74°F
weather icon Clear

Bored apes and digital doggos: New NFT art gallery opens in Vegas

Updated August 9, 2023 - 9:21 am

The walls are alive with mutant dogs and bored apes.

Digital monitors, more than 100 in all, line the room, gleaming with said images beneath circular lighting that looks like metallic halos.

Nearby stands one of two women in matching silver bodysuits and illuminated sunglasses, space-age embodiments of this space-age space.

The recently opened JRNY Gallery is the first facility of its kind in Vegas: an art gallery dedicated exclusively to NFTs.

(What’s an NFT? Here’s a quick primer.)

The 3,700-square foot, state-of-the art gallery doubles as a high-tech social club as well, with a gaming lounge and special NFT-related events for members.

The gallery was masterminded by crypto entrepreneur and expert Tony Spark, whose popular JRNY Crypto YouTube channel boasts over 600,000 subscribers and who also launched JRNY Club, an online NFT hub where users can collect and trade NFTs.

“I wanted to create something to help boost mass adoption and awareness for NFT’s,” explains Spark, tattooed forearms covered in almost as much art as the walls of his gallery. “I thought it would be cool to have a public place to come in and check out art on an actual physical monitor instead of just on the computer. It puts it in a different light.”

Video game origins

You could say this all began with warring elves, wizards, zombies and such — in a roundabout way.

Spark was an avid gamer growing up, and his time playing blockbuster online roleplaying game “World of Warcraft,” accruing in-game money upon completing quests, paved his way into the industry that he’s since become immersed in.

“That’s where I saw the first potential for cryptocurrency, and through that, I kind of got into cryptocurrency,” he explains of the gold coins collected in the aforementioned game. “That kind of branched out into making content for it. And that evolved into NFTs.”
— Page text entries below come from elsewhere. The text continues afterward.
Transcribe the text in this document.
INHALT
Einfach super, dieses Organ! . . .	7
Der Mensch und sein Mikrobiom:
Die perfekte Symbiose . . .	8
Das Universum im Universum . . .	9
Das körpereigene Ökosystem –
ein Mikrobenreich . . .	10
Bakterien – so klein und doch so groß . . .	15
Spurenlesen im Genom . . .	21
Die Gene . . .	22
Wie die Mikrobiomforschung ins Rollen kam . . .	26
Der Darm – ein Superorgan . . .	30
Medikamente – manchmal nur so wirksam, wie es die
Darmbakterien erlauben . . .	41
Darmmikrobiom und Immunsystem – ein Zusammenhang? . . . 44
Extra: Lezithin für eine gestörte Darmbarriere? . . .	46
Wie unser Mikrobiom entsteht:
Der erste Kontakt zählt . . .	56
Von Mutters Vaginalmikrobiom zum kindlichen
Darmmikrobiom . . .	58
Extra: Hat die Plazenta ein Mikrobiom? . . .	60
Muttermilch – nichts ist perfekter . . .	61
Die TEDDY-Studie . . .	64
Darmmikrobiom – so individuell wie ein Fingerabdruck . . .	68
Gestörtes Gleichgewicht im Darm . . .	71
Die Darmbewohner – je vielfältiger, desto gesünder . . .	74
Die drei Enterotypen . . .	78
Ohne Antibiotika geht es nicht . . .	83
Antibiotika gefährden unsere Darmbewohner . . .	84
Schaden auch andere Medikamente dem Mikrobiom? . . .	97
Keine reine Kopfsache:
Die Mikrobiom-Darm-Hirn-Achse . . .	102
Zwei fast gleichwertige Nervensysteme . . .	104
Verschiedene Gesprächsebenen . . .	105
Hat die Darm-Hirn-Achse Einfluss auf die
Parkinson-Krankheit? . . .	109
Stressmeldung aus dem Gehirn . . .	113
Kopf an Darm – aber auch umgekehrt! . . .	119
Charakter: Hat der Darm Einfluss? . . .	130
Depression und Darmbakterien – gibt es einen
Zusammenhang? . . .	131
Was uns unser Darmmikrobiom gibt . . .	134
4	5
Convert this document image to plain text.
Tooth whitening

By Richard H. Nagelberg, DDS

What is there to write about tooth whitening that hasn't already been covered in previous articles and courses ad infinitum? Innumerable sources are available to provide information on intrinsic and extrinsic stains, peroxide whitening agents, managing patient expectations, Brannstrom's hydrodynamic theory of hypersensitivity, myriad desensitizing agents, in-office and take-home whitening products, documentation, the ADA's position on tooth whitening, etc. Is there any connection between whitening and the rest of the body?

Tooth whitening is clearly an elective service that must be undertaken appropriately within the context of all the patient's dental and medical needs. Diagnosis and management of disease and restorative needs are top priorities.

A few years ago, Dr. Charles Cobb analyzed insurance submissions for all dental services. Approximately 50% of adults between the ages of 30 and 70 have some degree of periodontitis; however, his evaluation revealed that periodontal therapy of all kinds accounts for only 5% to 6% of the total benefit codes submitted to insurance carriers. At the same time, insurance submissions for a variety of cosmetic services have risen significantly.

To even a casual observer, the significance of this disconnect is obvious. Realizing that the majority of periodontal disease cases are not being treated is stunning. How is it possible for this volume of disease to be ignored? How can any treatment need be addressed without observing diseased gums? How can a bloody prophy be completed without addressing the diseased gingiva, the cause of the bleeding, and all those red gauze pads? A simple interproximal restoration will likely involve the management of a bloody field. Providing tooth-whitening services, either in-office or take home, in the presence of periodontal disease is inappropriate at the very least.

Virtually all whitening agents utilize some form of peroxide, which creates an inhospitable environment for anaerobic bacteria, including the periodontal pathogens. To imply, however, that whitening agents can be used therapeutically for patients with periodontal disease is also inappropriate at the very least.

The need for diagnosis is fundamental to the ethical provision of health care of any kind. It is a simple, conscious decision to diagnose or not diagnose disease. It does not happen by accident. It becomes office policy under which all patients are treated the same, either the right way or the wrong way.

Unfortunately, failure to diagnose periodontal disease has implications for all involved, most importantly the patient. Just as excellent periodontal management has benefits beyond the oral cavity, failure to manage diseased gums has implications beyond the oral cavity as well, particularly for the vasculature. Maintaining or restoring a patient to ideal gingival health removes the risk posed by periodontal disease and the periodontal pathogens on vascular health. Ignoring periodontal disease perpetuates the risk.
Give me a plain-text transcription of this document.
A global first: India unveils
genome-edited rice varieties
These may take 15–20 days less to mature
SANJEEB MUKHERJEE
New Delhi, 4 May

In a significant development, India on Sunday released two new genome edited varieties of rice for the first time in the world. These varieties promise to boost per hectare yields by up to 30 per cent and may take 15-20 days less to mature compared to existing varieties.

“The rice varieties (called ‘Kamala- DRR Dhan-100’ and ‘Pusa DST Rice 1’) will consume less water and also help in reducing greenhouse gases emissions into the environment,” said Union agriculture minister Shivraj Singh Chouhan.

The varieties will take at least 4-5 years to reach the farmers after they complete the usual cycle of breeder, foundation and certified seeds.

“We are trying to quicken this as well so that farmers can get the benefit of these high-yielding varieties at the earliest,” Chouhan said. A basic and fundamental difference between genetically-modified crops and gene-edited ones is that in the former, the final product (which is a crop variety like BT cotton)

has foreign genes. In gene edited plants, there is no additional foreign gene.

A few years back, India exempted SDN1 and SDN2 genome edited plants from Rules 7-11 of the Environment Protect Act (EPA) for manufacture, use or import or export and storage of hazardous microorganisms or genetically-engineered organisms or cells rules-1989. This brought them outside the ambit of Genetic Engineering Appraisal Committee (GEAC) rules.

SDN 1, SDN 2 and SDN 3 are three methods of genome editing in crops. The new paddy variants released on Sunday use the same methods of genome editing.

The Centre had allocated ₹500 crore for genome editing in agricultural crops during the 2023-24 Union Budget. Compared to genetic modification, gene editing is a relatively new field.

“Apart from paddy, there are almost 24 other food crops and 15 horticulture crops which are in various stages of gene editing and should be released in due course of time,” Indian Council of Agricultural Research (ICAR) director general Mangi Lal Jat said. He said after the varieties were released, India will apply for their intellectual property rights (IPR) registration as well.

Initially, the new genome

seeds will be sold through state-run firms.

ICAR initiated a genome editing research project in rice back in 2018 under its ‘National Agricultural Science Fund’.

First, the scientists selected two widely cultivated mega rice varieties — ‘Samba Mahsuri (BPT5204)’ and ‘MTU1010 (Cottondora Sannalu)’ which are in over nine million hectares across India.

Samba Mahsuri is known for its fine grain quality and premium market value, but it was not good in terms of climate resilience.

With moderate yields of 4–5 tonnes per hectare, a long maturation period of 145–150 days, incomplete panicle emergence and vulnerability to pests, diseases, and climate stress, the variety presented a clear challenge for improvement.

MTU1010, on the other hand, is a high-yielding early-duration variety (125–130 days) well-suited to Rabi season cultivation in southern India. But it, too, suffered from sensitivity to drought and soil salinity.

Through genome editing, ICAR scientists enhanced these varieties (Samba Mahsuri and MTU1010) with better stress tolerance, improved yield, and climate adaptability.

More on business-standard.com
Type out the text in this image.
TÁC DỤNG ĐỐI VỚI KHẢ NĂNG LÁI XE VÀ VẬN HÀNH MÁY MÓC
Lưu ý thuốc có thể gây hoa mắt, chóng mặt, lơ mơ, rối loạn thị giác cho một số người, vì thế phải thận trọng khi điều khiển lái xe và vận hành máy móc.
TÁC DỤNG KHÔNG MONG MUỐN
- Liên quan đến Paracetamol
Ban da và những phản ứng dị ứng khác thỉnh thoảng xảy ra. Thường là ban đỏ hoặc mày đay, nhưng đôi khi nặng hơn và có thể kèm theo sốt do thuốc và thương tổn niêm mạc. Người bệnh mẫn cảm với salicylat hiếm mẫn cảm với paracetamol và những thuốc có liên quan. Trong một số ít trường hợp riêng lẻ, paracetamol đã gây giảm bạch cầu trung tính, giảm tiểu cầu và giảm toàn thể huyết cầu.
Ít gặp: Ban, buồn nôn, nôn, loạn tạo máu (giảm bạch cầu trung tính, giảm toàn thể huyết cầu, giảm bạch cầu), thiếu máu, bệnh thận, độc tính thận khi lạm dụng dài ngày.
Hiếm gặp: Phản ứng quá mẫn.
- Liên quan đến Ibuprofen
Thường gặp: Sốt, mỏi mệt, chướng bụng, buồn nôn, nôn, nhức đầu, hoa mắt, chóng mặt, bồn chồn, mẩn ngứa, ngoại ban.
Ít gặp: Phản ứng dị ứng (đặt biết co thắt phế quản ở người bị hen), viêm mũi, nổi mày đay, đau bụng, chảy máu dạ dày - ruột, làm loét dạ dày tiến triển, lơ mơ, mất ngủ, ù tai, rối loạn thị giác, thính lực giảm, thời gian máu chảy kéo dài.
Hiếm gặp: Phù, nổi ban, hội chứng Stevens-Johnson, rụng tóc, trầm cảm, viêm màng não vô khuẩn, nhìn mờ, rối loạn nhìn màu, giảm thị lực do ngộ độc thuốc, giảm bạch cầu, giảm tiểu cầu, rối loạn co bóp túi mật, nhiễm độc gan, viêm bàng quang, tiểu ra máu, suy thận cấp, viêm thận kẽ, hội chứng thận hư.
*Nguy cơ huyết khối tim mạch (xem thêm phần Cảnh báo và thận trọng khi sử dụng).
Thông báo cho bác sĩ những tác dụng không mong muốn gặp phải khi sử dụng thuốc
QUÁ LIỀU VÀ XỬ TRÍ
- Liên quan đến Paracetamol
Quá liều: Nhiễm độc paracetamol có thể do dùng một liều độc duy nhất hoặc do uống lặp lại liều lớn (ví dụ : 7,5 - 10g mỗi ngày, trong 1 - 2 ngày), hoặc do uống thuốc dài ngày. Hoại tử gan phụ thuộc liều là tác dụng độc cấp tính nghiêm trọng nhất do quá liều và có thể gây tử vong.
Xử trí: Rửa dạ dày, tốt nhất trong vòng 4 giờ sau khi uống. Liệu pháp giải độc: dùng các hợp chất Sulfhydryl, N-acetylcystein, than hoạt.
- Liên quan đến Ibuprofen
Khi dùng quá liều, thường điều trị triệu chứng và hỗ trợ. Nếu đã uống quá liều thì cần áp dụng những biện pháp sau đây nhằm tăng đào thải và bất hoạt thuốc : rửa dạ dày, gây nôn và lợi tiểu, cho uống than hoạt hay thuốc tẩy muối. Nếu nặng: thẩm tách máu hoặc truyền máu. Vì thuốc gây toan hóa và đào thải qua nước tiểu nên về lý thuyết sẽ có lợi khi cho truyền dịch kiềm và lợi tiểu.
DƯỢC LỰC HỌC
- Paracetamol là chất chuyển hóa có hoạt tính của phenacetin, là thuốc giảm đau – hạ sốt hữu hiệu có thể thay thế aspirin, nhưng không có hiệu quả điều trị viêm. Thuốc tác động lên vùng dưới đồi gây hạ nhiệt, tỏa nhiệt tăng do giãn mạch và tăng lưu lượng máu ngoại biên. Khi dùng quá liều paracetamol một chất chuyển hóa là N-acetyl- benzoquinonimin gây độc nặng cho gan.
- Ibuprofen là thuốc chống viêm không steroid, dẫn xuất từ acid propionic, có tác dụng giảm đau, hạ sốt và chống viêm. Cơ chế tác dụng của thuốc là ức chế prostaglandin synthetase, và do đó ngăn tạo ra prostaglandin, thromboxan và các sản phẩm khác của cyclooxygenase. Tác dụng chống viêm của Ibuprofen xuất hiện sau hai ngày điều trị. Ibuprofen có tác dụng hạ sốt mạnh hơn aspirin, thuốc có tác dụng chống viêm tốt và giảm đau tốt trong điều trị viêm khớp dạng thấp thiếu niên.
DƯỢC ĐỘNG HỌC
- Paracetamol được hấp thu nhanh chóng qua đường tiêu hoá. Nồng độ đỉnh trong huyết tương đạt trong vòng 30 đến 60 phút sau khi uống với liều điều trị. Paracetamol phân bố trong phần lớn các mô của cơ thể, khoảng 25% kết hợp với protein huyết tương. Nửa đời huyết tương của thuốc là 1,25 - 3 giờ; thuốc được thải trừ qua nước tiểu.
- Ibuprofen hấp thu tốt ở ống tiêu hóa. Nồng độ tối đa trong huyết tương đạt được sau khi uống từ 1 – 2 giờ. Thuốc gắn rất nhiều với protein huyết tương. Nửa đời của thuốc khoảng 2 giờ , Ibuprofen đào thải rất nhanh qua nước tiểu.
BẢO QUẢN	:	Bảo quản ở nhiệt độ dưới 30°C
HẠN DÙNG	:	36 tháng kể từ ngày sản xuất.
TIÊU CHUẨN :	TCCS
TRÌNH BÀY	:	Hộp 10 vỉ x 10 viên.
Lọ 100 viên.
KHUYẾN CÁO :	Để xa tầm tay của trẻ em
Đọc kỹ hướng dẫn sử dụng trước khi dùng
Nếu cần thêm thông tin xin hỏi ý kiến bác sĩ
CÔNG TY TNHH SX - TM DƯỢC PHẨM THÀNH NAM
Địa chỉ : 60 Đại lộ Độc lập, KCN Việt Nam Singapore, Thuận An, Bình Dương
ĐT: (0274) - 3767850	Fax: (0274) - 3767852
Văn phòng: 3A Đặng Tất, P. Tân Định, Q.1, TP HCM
Big on computers since he was a kid, Spark began his career building websites and doing online marketing in his native Southern California before moving to Vegas.

He first dipped his toes into crypto in 2015, then began making videos offering investing advice and commentary on the growing field in 2017.

He’d buy a Snoop Dogg NFT — his first — a few years later and then, shortly thereafter, get in early on the Bored Apes Yacht Club NFTs, which would soon explode in popularity, with some of the primate-themed NFTs fetching millions.

“I got lucky with the timing,” Spark says. “I had heard of Crypto Punks — those started blowing up from all these celebrities buying them. They were the first, like, big NFT collection ever. The price of those exploded at the beginning of 2021. After that, I was like, ‘I know I have to get into the next big one.’ ”

All aboard the roller coaster ride

The beanie-sporting monkey gazes at passersby with eyes hidden behind shades.

JRNY Club’s Bored Ape NFT is one of dozens of digital artworks featured here in the gallery.

There’s a striking image of a droopy-lidded man with a steak knife in his head from digital art collection DeGods; horned canines from the Doge Pound community; and works from Beeple, the digital artist who sold an NFT for $69 million in 2021.

Of course, the NFT market — and crypto in general — has been a volatile one.

For example, a Bored Ape NFT that pop star Justin Bieber bought for $1.3 million in January 2022 is currently worth around $60,000.

NFT trading volume fell 35 percent in the second quarter of this year, according to a report from the website Insidebitcoins.com.

Spark acknowledges the challenges of staying the course in an industry prone to wild swings in value.

“It’s difficult,” he says. “But you just have to have a goal in mind; you have to know why you’re in it.

“I’m always long term,” he continues. “I’m not in it to do a quick flip or anything. So, I just have a very long-term goal — I call it cost average. And that’s played out great for me.”

With JRNY Gallery, Spark says he’s not worried about the bottom line so much — “We’re not, like, looking to make money really from this,” he explains.

Instead, he intends for it to be a gateway into the wide-open world of digital art, a starting point for an industry just getting started.

“We’re just hoping to bring a lot of awareness to NFTs and digital art, crypto,” he notes. “We’re trying to get as many people as we can to learn about it, to get involved.”